WiFi Sensing Toolkit for Urban Studies
Introduction
This book provides a complete guide to building and using WiFi sensors for measuring pedestrian activity in urban environments. It covers hardware setup, data processing, and extracting five key metrics: Location, Count, Track, Revisits, and Activities.
Why WiFi Sensing?

Quantifying pedestrian traffic is essential for urban planning, public safety, and sustainable city development. Traditional methods (manual counts or surveys) are labor-intensive and provide only snapshots. WiFi sensing offers continuous, non-invasive monitoring by detecting probe requests that WiFi-enabled devices broadcast regularly to discover nearby networks.
Most pedestrians carry smartphones or other WiFi devices. Each device’s probe request includes a MAC address, enabling sensors to detect presence, estimate location, and track movement across multiple sensors, though modern MAC address randomization constrains this (Appendix B — MAC Address Randomization). This passive approach requires no participation from pedestrians, making it practical for monitoring public spaces at scale.
Recent urban sensing initiatives, such as the Array of Things in Chicago and S-DoT in Seoul, demonstrate the growing interest in sensor-based urban analytics. This book makes WiFi sensing accessible to researchers, planners, and practitioners using affordable, off-the-shelf components.
Passive vs Active WiFi Sensing

WiFi-based location sensing takes two forms:
Passive sensing answers “Where is the device?” Sensors (sniffers) receive probe requests broadcast by nearby devices.
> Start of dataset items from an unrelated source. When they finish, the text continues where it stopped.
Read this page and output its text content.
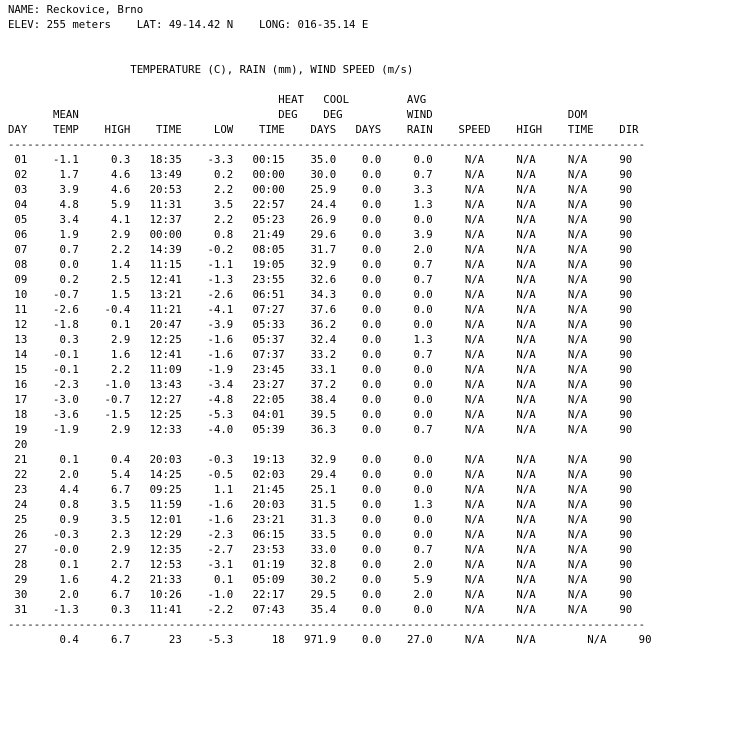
NAME: Reckovice, Brno
ELEV: 255 meters    LAT: 49-14.42 N    LONG: 016-35.14 E

TEMPERATURE (C), RAIN (mm), WIND SPEED (m/s)

HEAT   COOL         AVG
MEAN                               DEG    DEG          WIND                     DOM
DAY    TEMP    HIGH    TIME     LOW    TIME    DAYS   DAYS    RAIN    SPEED    HIGH    TIME    DIR
---------------------------------------------------------------------------------------------------
01    -1.1     0.3   18:35    -3.3   00:15    35.0    0.0     0.0     N/A     N/A     N/A     90
02     1.7     4.6   13:49     0.2   00:00    30.0    0.0     0.7     N/A     N/A     N/A     90
03     3.9     4.6   20:53     2.2   00:00    25.9    0.0     3.3     N/A     N/A     N/A     90
04     4.8     5.9   11:31     3.5   22:57    24.4    0.0     1.3     N/A     N/A     N/A     90
05     3.4     4.1   12:37     2.2   05:23    26.9    0.0     0.0     N/A     N/A     N/A     90
06     1.9     2.9   00:00     0.8   21:49    29.6    0.0     3.9     N/A     N/A     N/A     90
07     0.7     2.2   14:39    -0.2   08:05    31.7    0.0     2.0     N/A     N/A     N/A     90
08     0.0     1.4   11:15    -1.1   19:05    32.9    0.0     0.7     N/A     N/A     N/A     90
09     0.2     2.5   12:41    -1.3   23:55    32.6    0.0     0.7     N/A     N/A     N/A     90
10    -0.7     1.5   13:21    -2.6   06:51    34.3    0.0     0.0     N/A     N/A     N/A     90
11    -2.6    -0.4   11:21    -4.1   07:27    37.6    0.0     0.0     N/A     N/A     N/A     90
12    -1.8     0.1   20:47    -3.9   05:33    36.2    0.0     0.0     N/A     N/A     N/A     90
13     0.3     2.9   12:25    -1.6   05:37    32.4    0.0     1.3     N/A     N/A     N/A     90
14    -0.1     1.6   12:41    -1.6   07:37    33.2    0.0     0.7     N/A     N/A     N/A     90
15    -0.1     2.2   11:09    -1.9   23:45    33.1    0.0     0.0     N/A     N/A     N/A     90
16    -2.3    -1.0   13:43    -3.4   23:27    37.2    0.0     0.0     N/A     N/A     N/A     90
17    -3.0    -0.7   12:27    -4.8   22:05    38.4    0.0     0.0     N/A     N/A     N/A     90
18    -3.6    -1.5   12:25    -5.3   04:01    39.5    0.0     0.0     N/A     N/A     N/A     90
19    -1.9     2.9   12:33    -4.0   05:39    36.3    0.0     0.7     N/A     N/A     N/A     90
20
21     0.1     0.4   20:03    -0.3   19:13    32.9    0.0     0.0     N/A     N/A     N/A     90
22     2.0     5.4   14:25    -0.5   02:03    29.4    0.0     0.0     N/A     N/A     N/A     90
23     4.4     6.7   09:25     1.1   21:45    25.1    0.0     0.0     N/A     N/A     N/A     90
24     0.8     3.5   11:59    -1.6   20:03    31.5    0.0     1.3     N/A     N/A     N/A     90
25     0.9     3.5   12:01    -1.6   23:21    31.3    0.0     0.0     N/A     N/A     N/A     90
26    -0.3     2.3   12:29    -2.3   06:15    33.5    0.0     0.0     N/A     N/A     N/A     90
27    -0.0     2.9   12:35    -2.7   23:53    33.0    0.0     0.7     N/A     N/A     N/A     90
28     0.1     2.7   12:53    -3.1   01:19    32.8    0.0     2.0     N/A     N/A     N/A     90
29     1.6     4.2   21:33     0.1   05:09    30.2    0.0     5.9     N/A     N/A     N/A     90
30     2.0     6.7   10:26    -1.0   22:17    29.5    0.0     2.0     N/A     N/A     N/A     90
31    -1.3     0.3   11:41    -2.2   07:43    35.4    0.0     0.0     N/A     N/A     N/A     90
---------------------------------------------------------------------------------------------------
0.4     6.7      23    -5.3      18   971.9    0.0    27.0     N/A     N/A        N/A     90
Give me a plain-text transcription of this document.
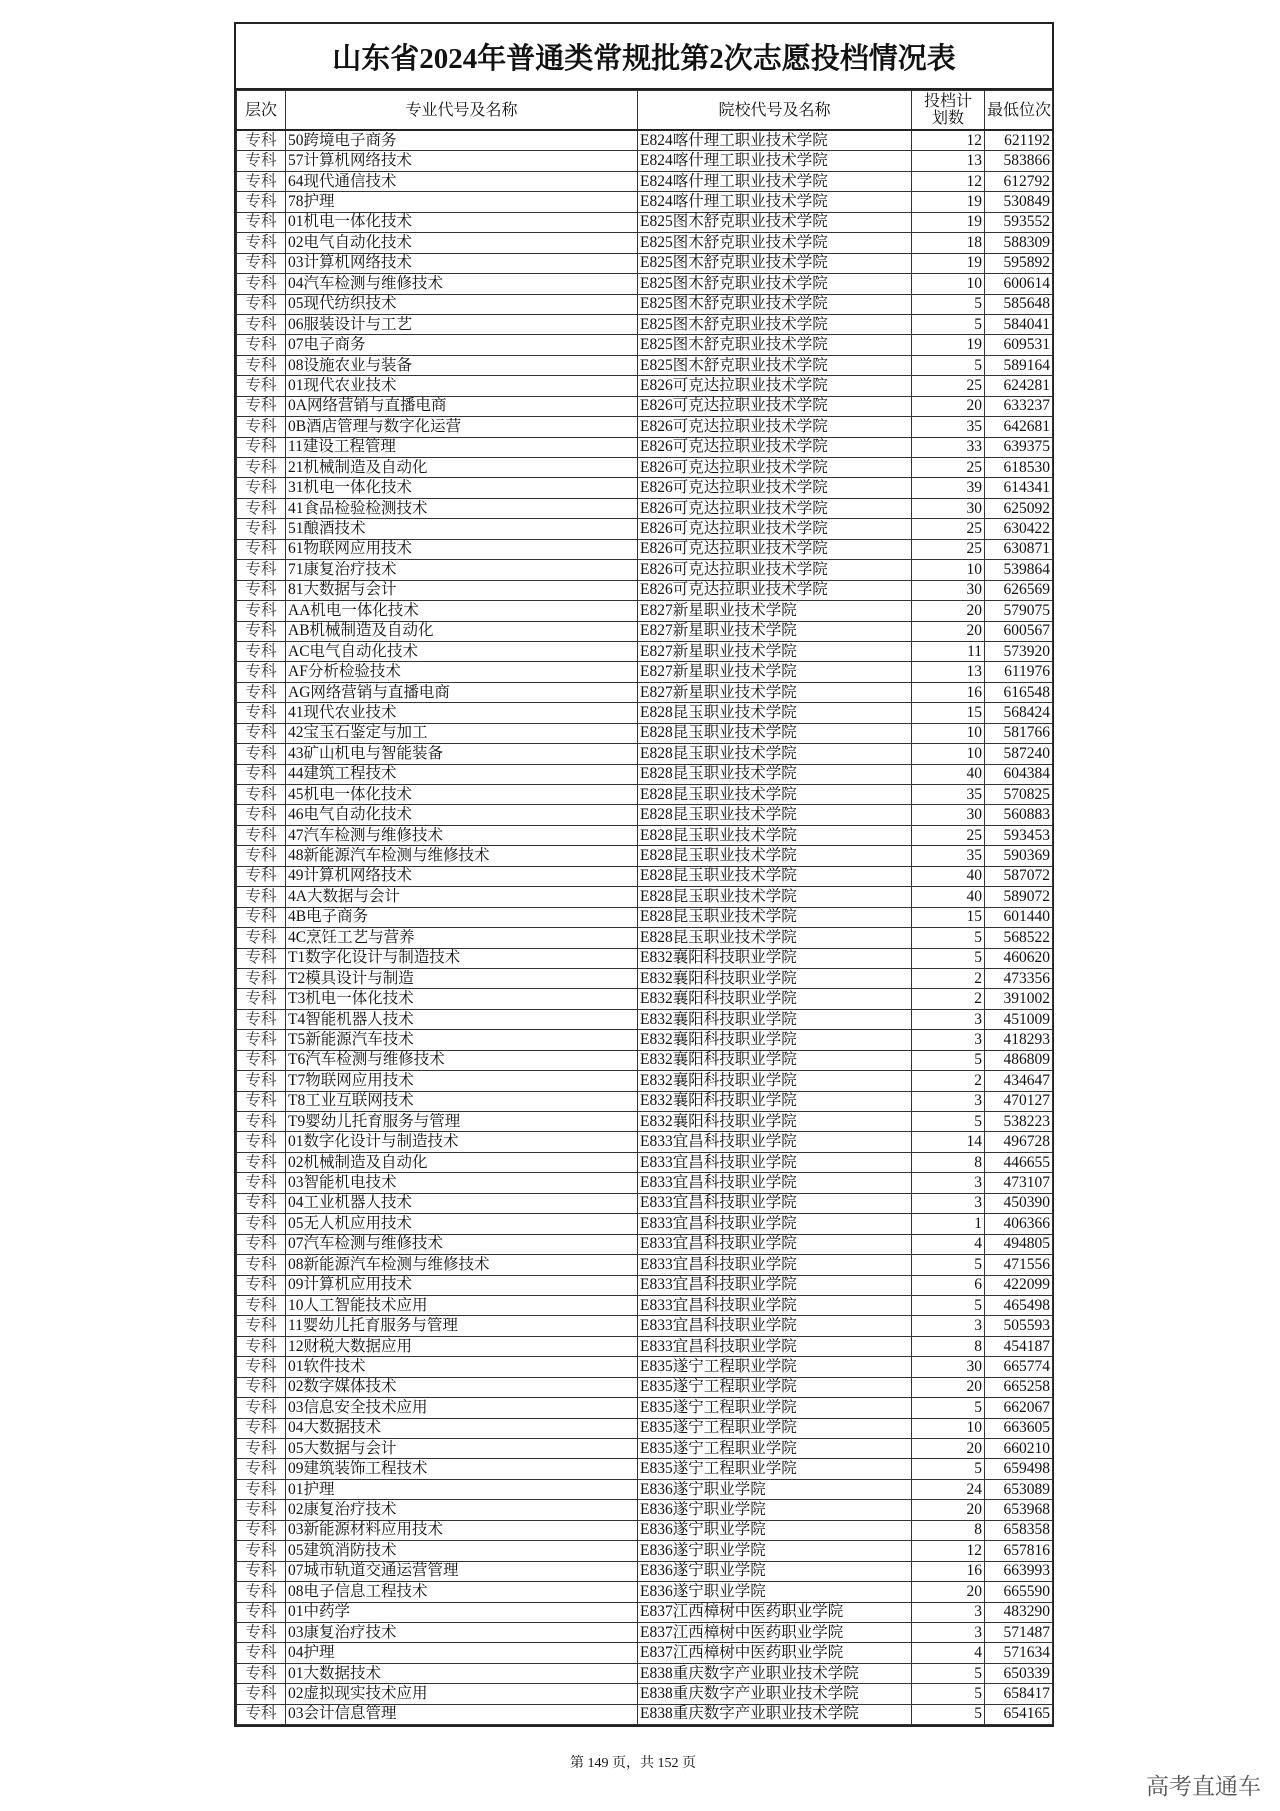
山东省2024年普通类常规批第2次志愿投档情况表
层次	专业代号及名称	院校代号及名称	投档计划数	最低位次
专科	50跨境电子商务	E824喀什理工职业技术学院	12	621192
专科	57计算机网络技术	E824喀什理工职业技术学院	13	583866
专科	64现代通信技术	E824喀什理工职业技术学院	12	612792
专科	78护理	E824喀什理工职业技术学院	19	530849
专科	01机电一体化技术	E825图木舒克职业技术学院	19	593552
专科	02电气自动化技术	E825图木舒克职业技术学院	18	588309
专科	03计算机网络技术	E825图木舒克职业技术学院	19	595892
专科	04汽车检测与维修技术	E825图木舒克职业技术学院	10	600614
专科	05现代纺织技术	E825图木舒克职业技术学院	5	585648
专科	06服装设计与工艺	E825图木舒克职业技术学院	5	584041
专科	07电子商务	E825图木舒克职业技术学院	19	609531
专科	08设施农业与装备	E825图木舒克职业技术学院	5	589164
专科	01现代农业技术	E826可克达拉职业技术学院	25	624281
专科	0A网络营销与直播电商	E826可克达拉职业技术学院	20	633237
专科	0B酒店管理与数字化运营	E826可克达拉职业技术学院	35	642681
专科	11建设工程管理	E826可克达拉职业技术学院	33	639375
专科	21机械制造及自动化	E826可克达拉职业技术学院	25	618530
专科	31机电一体化技术	E826可克达拉职业技术学院	39	614341
专科	41食品检验检测技术	E826可克达拉职业技术学院	30	625092
专科	51酿酒技术	E826可克达拉职业技术学院	25	630422
专科	61物联网应用技术	E826可克达拉职业技术学院	25	630871
专科	71康复治疗技术	E826可克达拉职业技术学院	10	539864
专科	81大数据与会计	E826可克达拉职业技术学院	30	626569
专科	AA机电一体化技术	E827新星职业技术学院	20	579075
专科	AB机械制造及自动化	E827新星职业技术学院	20	600567
专科	AC电气自动化技术	E827新星职业技术学院	11	573920
专科	AF分析检验技术	E827新星职业技术学院	13	611976
专科	AG网络营销与直播电商	E827新星职业技术学院	16	616548
专科	41现代农业技术	E828昆玉职业技术学院	15	568424
专科	42宝玉石鉴定与加工	E828昆玉职业技术学院	10	581766
专科	43矿山机电与智能装备	E828昆玉职业技术学院	10	587240
专科	44建筑工程技术	E828昆玉职业技术学院	40	604384
专科	45机电一体化技术	E828昆玉职业技术学院	35	570825
专科	46电气自动化技术	E828昆玉职业技术学院	30	560883
专科	47汽车检测与维修技术	E828昆玉职业技术学院	25	593453
专科	48新能源汽车检测与维修技术	E828昆玉职业技术学院	35	590369
专科	49计算机网络技术	E828昆玉职业技术学院	40	587072
专科	4A大数据与会计	E828昆玉职业技术学院	40	589072
专科	4B电子商务	E828昆玉职业技术学院	15	601440
专科	4C烹饪工艺与营养	E828昆玉职业技术学院	5	568522
专科	T1数字化设计与制造技术	E832襄阳科技职业学院	5	460620
专科	T2模具设计与制造	E832襄阳科技职业学院	2	473356
专科	T3机电一体化技术	E832襄阳科技职业学院	2	391002
专科	T4智能机器人技术	E832襄阳科技职业学院	3	451009
专科	T5新能源汽车技术	E832襄阳科技职业学院	3	418293
专科	T6汽车检测与维修技术	E832襄阳科技职业学院	5	486809
专科	T7物联网应用技术	E832襄阳科技职业学院	2	434647
专科	T8工业互联网技术	E832襄阳科技职业学院	3	470127
专科	T9婴幼儿托育服务与管理	E832襄阳科技职业学院	5	538223
专科	01数字化设计与制造技术	E833宜昌科技职业学院	14	496728
专科	02机械制造及自动化	E833宜昌科技职业学院	8	446655
专科	03智能机电技术	E833宜昌科技职业学院	3	473107
专科	04工业机器人技术	E833宜昌科技职业学院	3	450390
专科	05无人机应用技术	E833宜昌科技职业学院	1	406366
专科	07汽车检测与维修技术	E833宜昌科技职业学院	4	494805
专科	08新能源汽车检测与维修技术	E833宜昌科技职业学院	5	471556
专科	09计算机应用技术	E833宜昌科技职业学院	6	422099
专科	10人工智能技术应用	E833宜昌科技职业学院	5	465498
专科	11婴幼儿托育服务与管理	E833宜昌科技职业学院	3	505593
专科	12财税大数据应用	E833宜昌科技职业学院	8	454187
专科	01软件技术	E835遂宁工程职业学院	30	665774
专科	02数字媒体技术	E835遂宁工程职业学院	20	665258
专科	03信息安全技术应用	E835遂宁工程职业学院	5	662067
专科	04大数据技术	E835遂宁工程职业学院	10	663605
专科	05大数据与会计	E835遂宁工程职业学院	20	660210
专科	09建筑装饰工程技术	E835遂宁工程职业学院	5	659498
专科	01护理	E836遂宁职业学院	24	653089
专科	02康复治疗技术	E836遂宁职业学院	20	653968
专科	03新能源材料应用技术	E836遂宁职业学院	8	658358
专科	05建筑消防技术	E836遂宁职业学院	12	657816
专科	07城市轨道交通运营管理	E836遂宁职业学院	16	663993
专科	08电子信息工程技术	E836遂宁职业学院	20	665590
专科	01中药学	E837江西樟树中医药职业学院	3	483290
专科	03康复治疗技术	E837江西樟树中医药职业学院	3	571487
专科	04护理	E837江西樟树中医药职业学院	4	571634
专科	01大数据技术	E838重庆数字产业职业技术学院	5	650339
专科	02虚拟现实技术应用	E838重庆数字产业职业技术学院	5	658417
专科	03会计信息管理	E838重庆数字产业职业技术学院	5	654165
第 149 页，共 152 页
高考直通车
The device holder doesn’t need to do anything: their phone automatically sends these packets. Detection range is typically 30–100 meters outdoors. This book focuses on passive sensing for pedestrian monitoring.
Active sensing answers “Where am I?” from the device’s perspective. The device scans for nearby access points and sends the data to a server for location estimation. This requires user consent and an installed app, making it impractical for monitoring public spaces.
Passive sensing trades individual-level precision for scalability. It captures aggregate patterns (when and where people concentrate, how they move through space) without requiring consent from every passerby.
What This Book Covers
This book follows the full pipeline, from raw hardware to urban insight:
- Building the Sensor: assemble a Raspberry Pi sensor, put its WiFi card in monitor mode, and deploy it in the field.
- Processing Data: turn raw probe-request packets into clean, analysis-ready records.
- Extracting Metrics: derive five metrics from the cleaned data (Location, Count, Track, Revisits, and Activities).
- Demonstration: apply the pipeline to a commercial district near the University of Ulsan, asking where people stay and how one-time and returning visitors differ.
Three appendices cover practical deployment notes, the mechanics and limits of MAC address randomization, and a five-deployment field record of the randomization transition (2019–2024).